Factual information about life, random anecdotes from the writer’s charmed existence as a successful film critic and more make up this book on all things Indian
Mayank Shekhar is a well-known name in Indian film and television circles. Big enough that the Big B of Indian cinema, Amitabh Bachchan himself graced the launching ceremony of his debut book, Name, Place, Animal, Thing.
The book, which takes its title from the name of a popular memory game, is a choice collection of newspaper columns and blogs written by Shekhar over a period of five years.
The volume’s self-description as ‘part rant, part reportage’ is perhaps the most succinct summary of Shekhar’s literary endeavour. Factual information about life in the Indian state weaves in and out of seemingly random anecdotes from Shekhar’s charmed existence as a successful film critic.
The rants and reportage are not linear though.
The rants are mostly outbursts of frustration at the disjointed logic applied across Indian society in matters of daily living and (mis)governance. The reportage moves along the same lines. Both end with a similar sense of weariness and the futility of attempting change.
Yet, there is order in chaos. The numerous opinion pieces are organised in four sections, borrowed in order from the book’s title, and then further categorised into separate chapters.
It is clear that Shekhar knows how to catch the reader’s attention. Pop culture references are snuck into popular phrases to form chapter titles like Rah rah over Rahman!, This Expat Import business and Tweeter ke aagay do Tweeter!.
With journalism and writing being his chosen field, it is not surprising that Shekhar devotes a relatively large amount of space to explore the rising popularity of different avenues available for self-expression today. The blogosphere, of which Shekhar himself is a proponent, and Twitter, are projected not just as the internet age’s medium of instant communication, but also come across as tools to circumvent red-tapism in Shekhar’s India.

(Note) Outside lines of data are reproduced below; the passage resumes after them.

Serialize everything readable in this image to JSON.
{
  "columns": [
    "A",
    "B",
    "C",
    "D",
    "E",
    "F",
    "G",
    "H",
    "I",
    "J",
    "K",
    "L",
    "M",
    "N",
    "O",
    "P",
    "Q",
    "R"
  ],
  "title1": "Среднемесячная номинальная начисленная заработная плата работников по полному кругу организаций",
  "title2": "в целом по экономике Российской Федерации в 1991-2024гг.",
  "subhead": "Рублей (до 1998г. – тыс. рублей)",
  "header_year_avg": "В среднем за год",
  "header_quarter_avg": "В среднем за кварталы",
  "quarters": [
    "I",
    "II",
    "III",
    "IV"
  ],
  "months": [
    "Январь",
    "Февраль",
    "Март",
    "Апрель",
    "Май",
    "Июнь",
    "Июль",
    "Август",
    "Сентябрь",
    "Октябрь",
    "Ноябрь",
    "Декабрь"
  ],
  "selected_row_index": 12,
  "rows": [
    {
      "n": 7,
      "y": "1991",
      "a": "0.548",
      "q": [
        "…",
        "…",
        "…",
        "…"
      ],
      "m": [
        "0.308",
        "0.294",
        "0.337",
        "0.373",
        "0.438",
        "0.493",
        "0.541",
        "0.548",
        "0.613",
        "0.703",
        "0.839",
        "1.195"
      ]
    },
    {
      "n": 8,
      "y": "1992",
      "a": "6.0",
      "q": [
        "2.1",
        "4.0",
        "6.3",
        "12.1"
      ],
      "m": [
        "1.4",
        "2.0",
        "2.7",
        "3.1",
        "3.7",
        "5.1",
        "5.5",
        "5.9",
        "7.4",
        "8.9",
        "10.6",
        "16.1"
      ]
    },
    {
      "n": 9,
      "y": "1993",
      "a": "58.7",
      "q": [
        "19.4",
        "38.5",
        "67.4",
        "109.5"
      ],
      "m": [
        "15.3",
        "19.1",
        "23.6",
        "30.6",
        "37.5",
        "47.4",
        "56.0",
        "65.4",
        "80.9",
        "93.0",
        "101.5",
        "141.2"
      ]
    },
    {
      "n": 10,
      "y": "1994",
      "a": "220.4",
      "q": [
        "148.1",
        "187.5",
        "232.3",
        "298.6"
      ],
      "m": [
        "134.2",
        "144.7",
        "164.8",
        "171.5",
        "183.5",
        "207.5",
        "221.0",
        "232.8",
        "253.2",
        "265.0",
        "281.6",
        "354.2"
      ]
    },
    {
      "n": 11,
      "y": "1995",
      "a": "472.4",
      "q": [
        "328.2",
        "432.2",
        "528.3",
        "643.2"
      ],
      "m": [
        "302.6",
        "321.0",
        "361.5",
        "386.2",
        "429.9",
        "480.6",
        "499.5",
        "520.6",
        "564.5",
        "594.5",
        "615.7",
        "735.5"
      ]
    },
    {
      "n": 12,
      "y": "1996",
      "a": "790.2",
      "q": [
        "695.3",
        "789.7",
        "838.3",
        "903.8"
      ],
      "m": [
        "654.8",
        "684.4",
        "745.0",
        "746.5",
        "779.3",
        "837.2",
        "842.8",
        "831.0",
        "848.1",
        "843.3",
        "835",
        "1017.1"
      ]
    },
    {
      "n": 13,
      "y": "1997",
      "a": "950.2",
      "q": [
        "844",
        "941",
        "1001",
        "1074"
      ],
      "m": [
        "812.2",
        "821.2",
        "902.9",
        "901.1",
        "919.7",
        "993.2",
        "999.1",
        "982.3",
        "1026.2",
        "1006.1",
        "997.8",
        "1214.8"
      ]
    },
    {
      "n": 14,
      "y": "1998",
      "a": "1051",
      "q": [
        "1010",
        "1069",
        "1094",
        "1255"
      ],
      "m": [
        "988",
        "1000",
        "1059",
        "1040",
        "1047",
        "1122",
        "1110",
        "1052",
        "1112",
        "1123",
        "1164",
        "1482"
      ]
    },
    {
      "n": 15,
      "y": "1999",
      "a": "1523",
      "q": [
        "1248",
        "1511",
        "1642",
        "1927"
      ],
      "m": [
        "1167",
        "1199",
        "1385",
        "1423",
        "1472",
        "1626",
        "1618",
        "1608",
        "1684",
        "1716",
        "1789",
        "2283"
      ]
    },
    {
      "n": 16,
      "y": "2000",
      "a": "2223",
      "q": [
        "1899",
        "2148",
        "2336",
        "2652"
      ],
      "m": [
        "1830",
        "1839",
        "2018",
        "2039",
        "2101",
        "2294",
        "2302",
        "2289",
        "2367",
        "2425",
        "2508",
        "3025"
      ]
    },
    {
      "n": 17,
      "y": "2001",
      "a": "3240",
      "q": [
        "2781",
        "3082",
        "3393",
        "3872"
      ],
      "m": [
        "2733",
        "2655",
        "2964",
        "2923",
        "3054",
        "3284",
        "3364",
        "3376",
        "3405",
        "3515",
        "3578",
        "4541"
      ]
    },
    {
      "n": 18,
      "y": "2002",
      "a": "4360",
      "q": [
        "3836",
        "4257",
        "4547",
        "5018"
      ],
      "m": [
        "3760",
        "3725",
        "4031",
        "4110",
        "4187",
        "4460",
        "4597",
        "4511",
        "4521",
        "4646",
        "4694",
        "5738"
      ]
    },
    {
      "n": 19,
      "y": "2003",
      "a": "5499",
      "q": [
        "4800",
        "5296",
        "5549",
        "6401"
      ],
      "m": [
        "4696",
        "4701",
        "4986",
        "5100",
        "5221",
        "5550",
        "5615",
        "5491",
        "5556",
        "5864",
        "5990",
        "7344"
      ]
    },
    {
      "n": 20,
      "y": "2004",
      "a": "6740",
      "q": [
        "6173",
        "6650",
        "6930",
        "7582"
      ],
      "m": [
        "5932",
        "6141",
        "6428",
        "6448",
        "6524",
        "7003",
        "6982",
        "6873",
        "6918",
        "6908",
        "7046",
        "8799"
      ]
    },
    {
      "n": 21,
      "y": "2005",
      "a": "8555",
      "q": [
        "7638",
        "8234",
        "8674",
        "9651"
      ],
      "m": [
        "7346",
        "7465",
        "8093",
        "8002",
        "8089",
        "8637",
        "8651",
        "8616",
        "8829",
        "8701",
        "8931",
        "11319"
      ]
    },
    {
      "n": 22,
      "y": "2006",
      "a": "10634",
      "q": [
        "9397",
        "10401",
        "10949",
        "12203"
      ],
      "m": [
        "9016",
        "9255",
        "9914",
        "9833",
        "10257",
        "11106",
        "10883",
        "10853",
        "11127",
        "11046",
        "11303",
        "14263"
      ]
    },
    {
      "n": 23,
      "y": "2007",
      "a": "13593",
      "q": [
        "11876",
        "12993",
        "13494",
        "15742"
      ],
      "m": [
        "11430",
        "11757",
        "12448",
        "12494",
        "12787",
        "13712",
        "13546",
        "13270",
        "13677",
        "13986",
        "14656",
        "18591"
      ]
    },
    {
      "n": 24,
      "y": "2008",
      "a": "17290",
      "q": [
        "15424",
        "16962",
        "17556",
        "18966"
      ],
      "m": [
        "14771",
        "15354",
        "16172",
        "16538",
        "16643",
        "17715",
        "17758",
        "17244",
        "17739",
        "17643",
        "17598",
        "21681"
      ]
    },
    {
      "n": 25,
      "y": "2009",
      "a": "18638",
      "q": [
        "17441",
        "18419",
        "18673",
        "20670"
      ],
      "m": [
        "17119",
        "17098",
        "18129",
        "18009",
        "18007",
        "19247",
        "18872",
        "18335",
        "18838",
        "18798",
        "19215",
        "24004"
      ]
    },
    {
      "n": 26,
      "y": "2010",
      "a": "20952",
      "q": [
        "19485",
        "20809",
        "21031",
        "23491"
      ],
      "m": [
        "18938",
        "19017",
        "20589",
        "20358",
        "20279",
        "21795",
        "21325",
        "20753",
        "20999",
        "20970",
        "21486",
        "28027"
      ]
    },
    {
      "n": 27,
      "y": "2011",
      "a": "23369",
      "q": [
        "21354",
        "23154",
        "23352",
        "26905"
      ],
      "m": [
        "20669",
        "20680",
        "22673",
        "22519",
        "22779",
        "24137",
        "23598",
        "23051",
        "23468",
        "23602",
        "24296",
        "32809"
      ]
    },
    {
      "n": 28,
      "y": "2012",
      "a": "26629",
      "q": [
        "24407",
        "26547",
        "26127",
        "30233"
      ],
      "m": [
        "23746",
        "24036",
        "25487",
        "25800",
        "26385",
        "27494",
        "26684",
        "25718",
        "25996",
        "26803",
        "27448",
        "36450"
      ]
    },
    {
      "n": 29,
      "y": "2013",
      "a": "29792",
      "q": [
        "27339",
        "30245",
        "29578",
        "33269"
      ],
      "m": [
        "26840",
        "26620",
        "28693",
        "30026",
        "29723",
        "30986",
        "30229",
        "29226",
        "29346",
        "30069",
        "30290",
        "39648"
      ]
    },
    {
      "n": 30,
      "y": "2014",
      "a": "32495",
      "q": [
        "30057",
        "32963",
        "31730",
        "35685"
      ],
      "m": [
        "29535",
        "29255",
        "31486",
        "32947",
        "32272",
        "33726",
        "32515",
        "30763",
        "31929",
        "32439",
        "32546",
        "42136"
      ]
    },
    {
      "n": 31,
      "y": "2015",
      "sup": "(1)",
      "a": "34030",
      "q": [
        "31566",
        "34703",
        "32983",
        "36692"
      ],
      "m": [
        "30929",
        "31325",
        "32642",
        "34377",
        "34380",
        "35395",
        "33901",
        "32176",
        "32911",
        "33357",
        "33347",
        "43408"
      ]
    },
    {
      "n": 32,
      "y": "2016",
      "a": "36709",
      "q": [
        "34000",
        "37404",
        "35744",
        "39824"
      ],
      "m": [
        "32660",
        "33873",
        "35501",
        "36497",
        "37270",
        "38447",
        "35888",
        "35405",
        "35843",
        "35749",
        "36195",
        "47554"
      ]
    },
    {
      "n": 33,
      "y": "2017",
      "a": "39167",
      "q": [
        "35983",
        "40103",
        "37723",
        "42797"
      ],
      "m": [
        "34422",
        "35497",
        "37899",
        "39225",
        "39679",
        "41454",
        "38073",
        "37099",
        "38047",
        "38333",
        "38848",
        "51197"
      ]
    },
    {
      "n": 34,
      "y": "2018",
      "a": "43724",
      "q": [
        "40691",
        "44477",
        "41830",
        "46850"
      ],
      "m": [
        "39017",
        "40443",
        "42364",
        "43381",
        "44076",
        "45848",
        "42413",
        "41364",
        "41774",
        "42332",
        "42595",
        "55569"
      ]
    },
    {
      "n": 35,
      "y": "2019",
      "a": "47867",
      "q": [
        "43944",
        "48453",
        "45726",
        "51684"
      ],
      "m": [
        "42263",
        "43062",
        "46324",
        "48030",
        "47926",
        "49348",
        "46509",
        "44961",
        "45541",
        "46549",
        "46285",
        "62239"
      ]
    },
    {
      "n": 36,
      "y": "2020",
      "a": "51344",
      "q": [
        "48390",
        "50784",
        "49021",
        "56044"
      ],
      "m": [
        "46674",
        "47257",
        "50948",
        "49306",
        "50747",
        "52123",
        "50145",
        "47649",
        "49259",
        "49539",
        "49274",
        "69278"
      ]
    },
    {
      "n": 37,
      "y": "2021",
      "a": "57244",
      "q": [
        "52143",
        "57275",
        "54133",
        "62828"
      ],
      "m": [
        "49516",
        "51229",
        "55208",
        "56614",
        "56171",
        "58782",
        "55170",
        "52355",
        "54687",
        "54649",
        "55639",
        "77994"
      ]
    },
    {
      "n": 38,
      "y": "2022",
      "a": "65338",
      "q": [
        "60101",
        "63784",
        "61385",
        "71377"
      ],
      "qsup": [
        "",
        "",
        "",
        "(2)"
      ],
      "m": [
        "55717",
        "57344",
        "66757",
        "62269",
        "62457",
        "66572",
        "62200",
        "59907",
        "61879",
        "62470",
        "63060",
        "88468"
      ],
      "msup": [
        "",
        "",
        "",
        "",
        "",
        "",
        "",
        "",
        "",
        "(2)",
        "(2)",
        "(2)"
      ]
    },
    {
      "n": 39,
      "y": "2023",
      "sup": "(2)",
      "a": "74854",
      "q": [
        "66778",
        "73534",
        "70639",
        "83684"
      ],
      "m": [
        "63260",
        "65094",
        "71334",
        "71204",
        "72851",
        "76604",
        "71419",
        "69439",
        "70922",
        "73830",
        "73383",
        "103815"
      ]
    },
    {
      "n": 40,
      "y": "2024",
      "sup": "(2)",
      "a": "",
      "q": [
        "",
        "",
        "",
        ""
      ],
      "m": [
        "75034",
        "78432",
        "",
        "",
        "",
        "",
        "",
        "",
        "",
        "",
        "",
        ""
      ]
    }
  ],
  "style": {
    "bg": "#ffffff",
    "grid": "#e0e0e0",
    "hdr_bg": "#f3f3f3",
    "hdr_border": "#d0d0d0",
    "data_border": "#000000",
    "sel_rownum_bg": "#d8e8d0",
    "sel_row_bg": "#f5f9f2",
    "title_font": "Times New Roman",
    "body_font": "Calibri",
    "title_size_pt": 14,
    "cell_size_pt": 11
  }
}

The power of popular culture and its flag bearers is the declared focus of the compilation. Each story, whether it is about the situation of Indians abroad or the local religious festivals, is a local’s perspective on a culture best known for its exoticism. Amusingly, ‘Peep’ shows appear to be Shekhar’s pet peeve. His grouse with the ease of providing too much information through forums such as Facebook and Twitter is offset only by his distaste for the prevalence of hierarchies and prejudices in Indian society. Caste, creed, and identity continue to define every aspect of social living in his world.
India and Indianness reign supreme throughout the book. Each one of the numerous experiences related by Shekhar is informed by his identity as an Indian. In keeping with the author’s association with the Indian entertainment industry, Bollywood is the symbolic and literal soul of the book.
But the book is about much more than an industry insider’s recollections -- it captures, albeit in a circuitous manner, the enduring international fascination with all things Indian.
His attempts to present an unobstructed view of life in today’s India are, as he repeatedly acknowledges, tinged with the subjectivity of his personal prejudices. As alluded to in the book’s title, nostalgia and its cohort, memory, are innately linked to personal and collective identity. Shekhar admits that entertainment is escapist in nature and though he tries to stay away from what he terms political bak bak, every one of his casually told anecdotes touches upon a socio-political nerve.
With memory and identity taking centre-stage in Shekhar’s book, how can the complex riddle of the migrant experience be far behind? While certain blogs detail his time as a representative of his country abroad, Shekhar believes that every person is a migrant in today’s global village. In spite of his repeated assertions of the uniqueness of all things Indian, Shekhar is savvy enough to realise the universal prevalence of experiences mirroring his urban existence.
The Indian millenial’s experience, then, is not dissimilar to that of his Pakistani counterpart. From his commentary on intellectual, material, and cultural snobbery to the danda raj of local law enforcement agents, there is not much in this Indian journalist’s book that a Pakistani cannot relate to. The difference in scale and size of populations and cities being apart, Shekhar’s observation about builder being ‘king’ could just as easily be a remark about the rapid expansion of concrete jungles in Pakistan as could the perennial tussle between city loyalties. This commonality of the modern man’s experiences does not come across as part of the book’s integral message, but rather arises out of the sheer similarity of Shekhar’s recollections to such columns regularly published in Pakistani newspapers and magazines.
Name, Place, Animal, Thing is not a somber study of Indian culture -- and neither was it intended as one. It is a journalist’s attempt at presenting an unclouded picture of a society where even the slums have been romanticised by western media.
As Shekhar reiterates throughout the book, living and flourishing in India requires street-smart survival strategies. Accordingly, he has kept his writing style and tone both simple and uncluttered. Interspersed between his memories are the journalist’s philosophical musings.
At no point does the writer stray from his chosen light-hearted, casual style of writing. There are digressions galore but Shekhar’s witty pop culture references stop them from becoming unbearable. At 400+ pages, the book does tend to ramble on, and as the author advises at the outset, it is better to consume it in bits and chunks in no particular order to avoid indigestion of any kind.